Saturday, October 15, 2005

Hilarious













It's strange what some people find funny. I remember seeing a review of Lolita which said how enormously funny the book was. Was that just a matter of nerve? Was the reviewer too frightened, too much of a moral coward, to be serious? Actually, maybe comedy should move beyond the reflex-response of making people laugh, and go for a high-wire act of not getting a single laugh from anybody. My favourite game as a kid was sausages. Whenever Gegen die Wand/Head On was funny, I felt mixed in with the laughter a kind of excitement, a jealous yearning to be there and belong inside the film. It's quite a dangerous feeling; it almost becomes a fan mentality, a sort of hatred. Wasn't it strange on the Bob Dylan documentary how hateful a lot of the fans were, how snidely mocking? I remember listening to a bootleg recording of a Nirvana gig - Kurt screams. "Louder!!" shouts the audience. He screams again. "Louder!" And then out comes the cello, and they start whistling and jeering. The moral compass of Gegen die Wand is the traditional singer we see right at the beginning of the film. As the film goes on she is too annoyed and frustrated to sing, and she sits down in a resigned refusal to join in with the mixed-up lives on the screen. She is honest and concerned, she is observant like the statue of a presiding goddess, but she is too self-contained to be jealous of the unhappy lives before her. She sings again at the end. There's something eerily philosophical in the way she sings and interacts with the film.

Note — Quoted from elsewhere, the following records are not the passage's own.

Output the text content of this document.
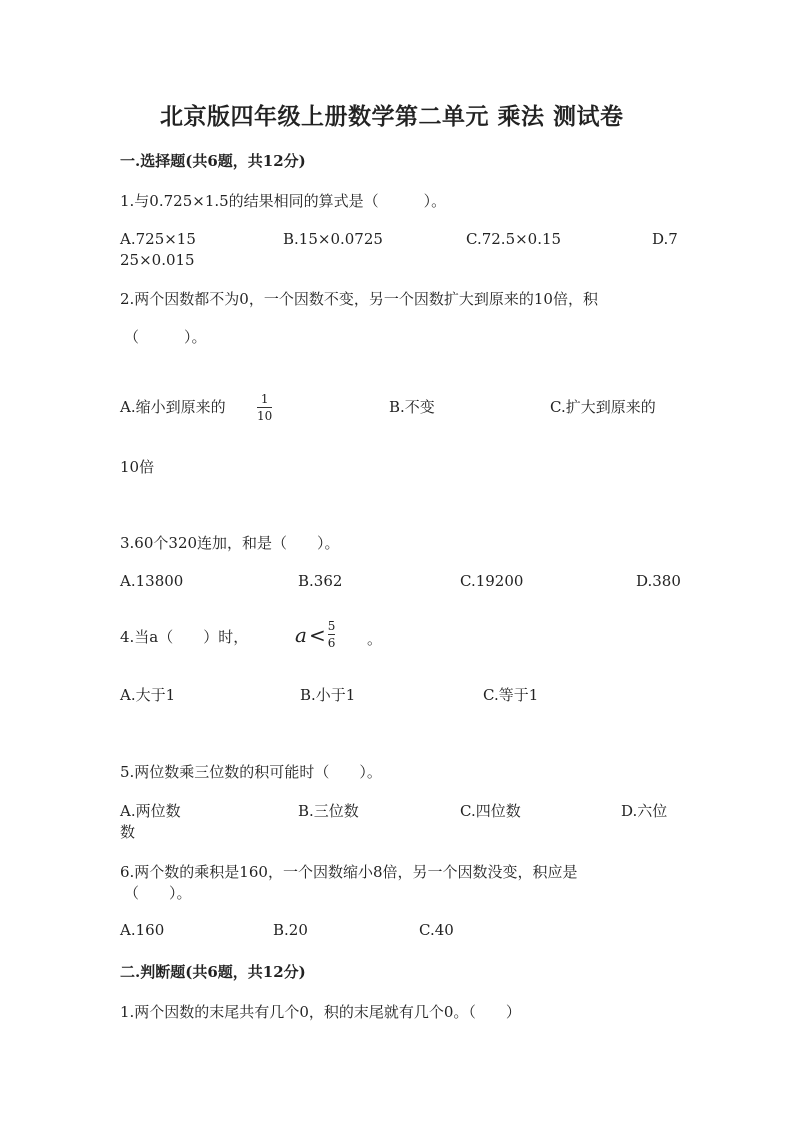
北京版四年级上册数学第二单元 乘法 测试卷
一.选择题(共6题，共12分)
1.与0.725×1.5的结果相同的算式是（　　　）。
A.725×15	B.15×0.0725	C.72.5×0.15	D.7
25×0.015
2.两个因数都不为0，一个因数不变，另一个因数扩大到原来的10倍，积
（　　　）。
A.缩小到原来的	$\frac{1}{10}$	B.不变	C.扩大到原来的
10倍
3.60个320连加，和是（　　）。
A.13800	B.362	C.19200	D.380
4.当a（　　）时， $a < \frac{5}{6}$ 。
A.大于1	B.小于1	C.等于1
5.两位数乘三位数的积可能时（　　）。
A.两位数	B.三位数	C.四位数	D.六位
数
6.两个数的乘积是160，一个因数缩小8倍，另一个因数没变，积应是
（　　）。
A.160	B.20	C.40
二.判断题(共6题，共12分)
1.两个因数的末尾共有几个0，积的末尾就有几个0。（　　）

The other films I've been reviewing are funny as well. The funny scenes in The Mirror are mixed with anxiety, either for the child, or the integrity of the film. A Joe d'Amato film like Buio Omega is something that inflicts itself upon the viewer, it ruins one's evening like a piece of raw, drunken honesty. Should I laugh, or will it just get me beaten up? And the strange thing about Punishment Park is that although it is often very funny as well, the distraction of laughter doesn't unbalance the film's moral purpose, our laughter is never complicit and it doesn't blunt our outrage and anger. How does it manage that? There seems something miraculous about it, and the only thing I can think of to explain it is the moral goodness of the director.